With spiritual awareness, there is no need to dominate and no need to be dominated. There’s no use in trying to get power or play any power dynamics, because there’s always a bountiful, abundant source of power within.
And, thus, compassion is the process of being in the place of the victim, but with the mindset of a powerful, eternal spirit who cannot be harmed. It is being in the place of the victim, but taking the words and actions of the so-called bully as reflections of his own hatred towards himself.
If I hear “You’re nothing” and I see that what she really means is “I’m nothing,” how can I do anything but embrace her? How can I do anything but show compassion to a person who is clearly in pain?
And yet, the bully inflicts pain so he doesn’t look like he’s in pain.
How many men and women have found themselves in a relationship with a person who hurt them simply because they felt worthless? And how many of those men and women stayed in that relationship because that projected hurt validated their own feelings of worthlessness?

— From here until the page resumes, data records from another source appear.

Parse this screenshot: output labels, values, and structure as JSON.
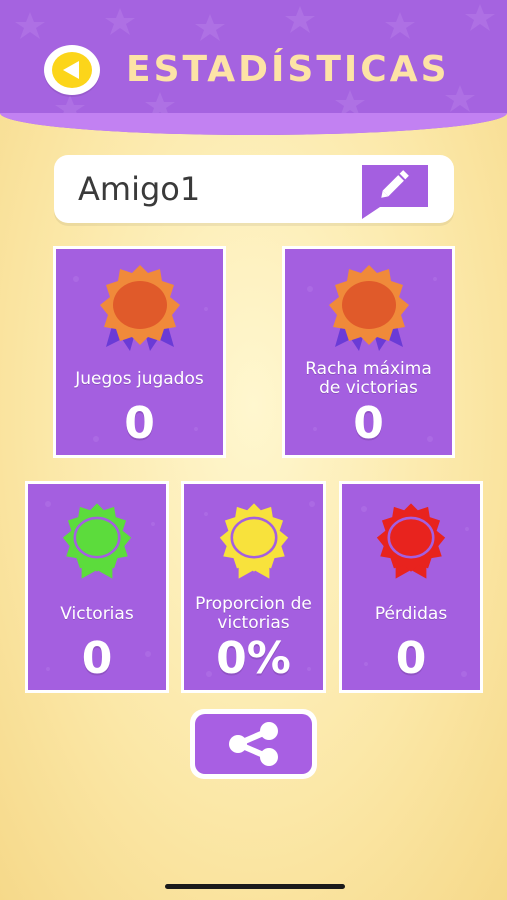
{
  "header": {
    "title": "ESTADÍSTICAS",
    "back_icon": "back-arrow-icon"
  },
  "player": {
    "name": "Amigo1",
    "edit_icon": "pencil-icon"
  },
  "stats": {
    "games_played": {
      "label": "Juegos jugados",
      "value": "0",
      "medal_color": "#f08a3a"
    },
    "max_streak": {
      "label_line1": "Racha máxima",
      "label_line2": "de victorias",
      "value": "0",
      "medal_color": "#f08a3a"
    },
    "wins": {
      "label": "Victorias",
      "value": "0",
      "medal_color": "#5cdc3c"
    },
    "win_ratio": {
      "label_line1": "Proporcion de",
      "label_line2": "victorias",
      "value": "0%",
      "medal_color": "#f8e23c"
    },
    "losses": {
      "label": "Pérdidas",
      "value": "0",
      "medal_color": "#e8231e"
    }
  },
  "share": {
    "icon": "share-icon"
  },
  "colors": {
    "purple": "#a45fe0",
    "title": "#fde3a6",
    "back_button": "#fcd51a"
  }
}
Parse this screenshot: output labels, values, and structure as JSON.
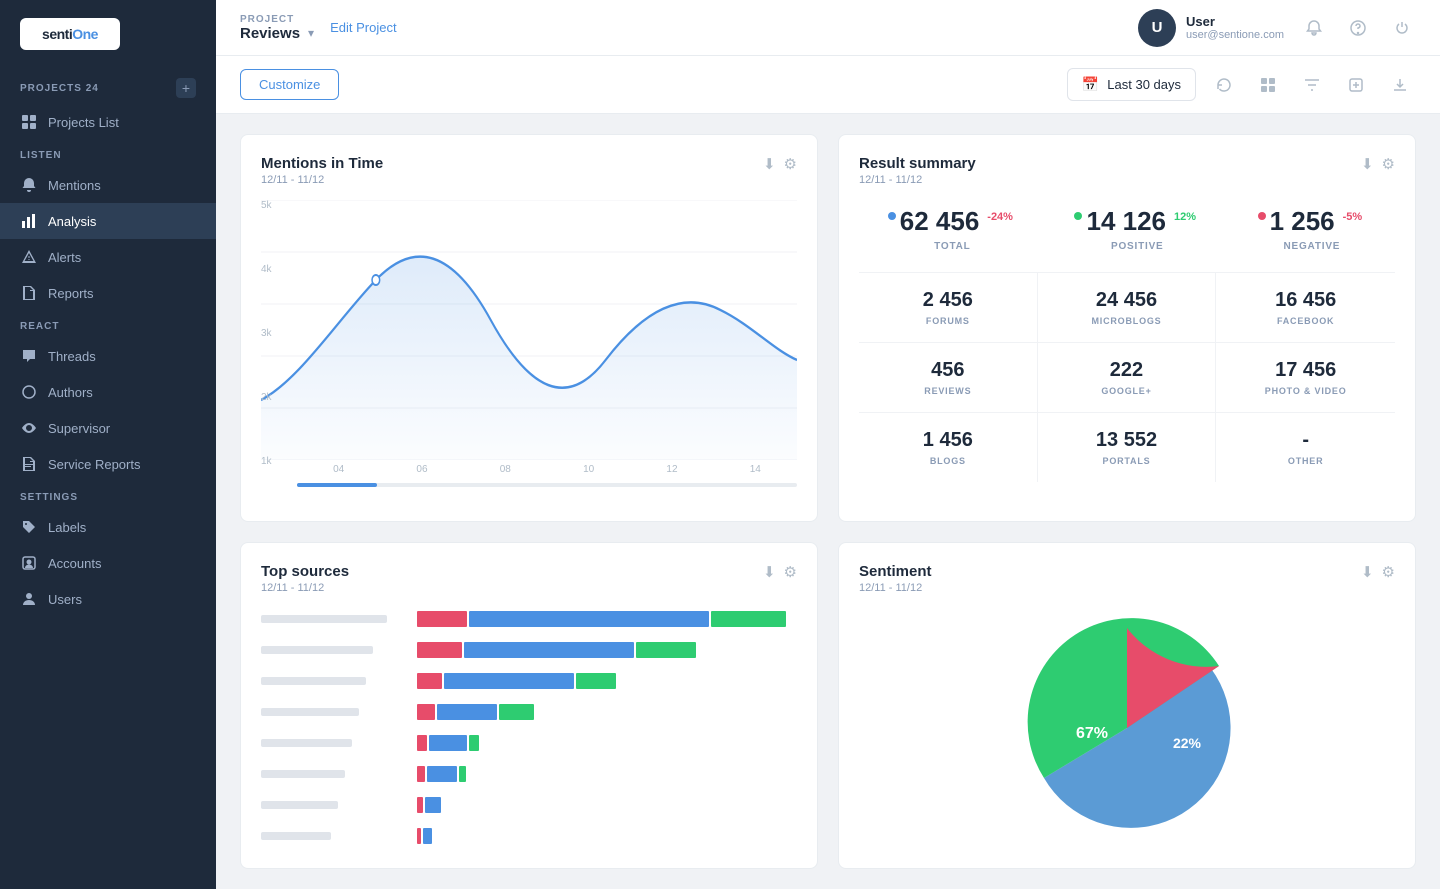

It’s sad and it’s completely fixable. To fix it, we don’t need to punish anyone more. We don’t need to take anyone’s privileges away. We just need to love more. We need to love ourselves and everyone around us even more, even in anger, even in pain.
Instead of playing a game of pin-the-tail-on-the-bad-guy and trying to point the finger towards who’s deserving or undeserving of compassion, I say we take a moment and stop playing the game. Just for a second. I say we take a second to examine the little, tiny belief that’s at the core of the madness.
Anger is not bad. Anger is a natural response to self-judgement. Violence is not bad. Violence is a natural response to overflowing shame. Rudeness is not bad. It is a natural response to self-loathing.
There is no good and bad. There is only hunger and health. I’ve never, ever worked with someone who had a mood disorder, addiction, or anger problem who could answer “Yes” to the simple first question I ask everyone I work with: “Do you love yourself?”
Love is food. Those among us playing bullies as well as those playing victims are hungry, desperately hungry.
I’m not saying that people don’t get hurt. Of course, even with me, there was the first time that I got hit, the first time I got raped, the first time I got insulted. Those, I had no choice over.
But the toughest thing I ever did was look at my life and see how I’d replayed those first times over and over and over, how I believed myself to be so unworthy of love and so deserving of pain that I sought it out everywhere I went. I thought I was a victim. Now, I know I’m a survivor.
I think, too often, we try to find fault, and it’s a useless search. Fault is meaningless. It’s no one’s fault, but it’s everyone’s responsibility.
Most of us are so busy pointing the finger at others that we forget how difficult it is to really love and accept a person, our most precious person, our own self. Do that and, suddenly, there’s no need to be bigger or smaller than anyone. Do that and, suddenly, you can’t ever be anyone’s victim, nor anyone’s villain.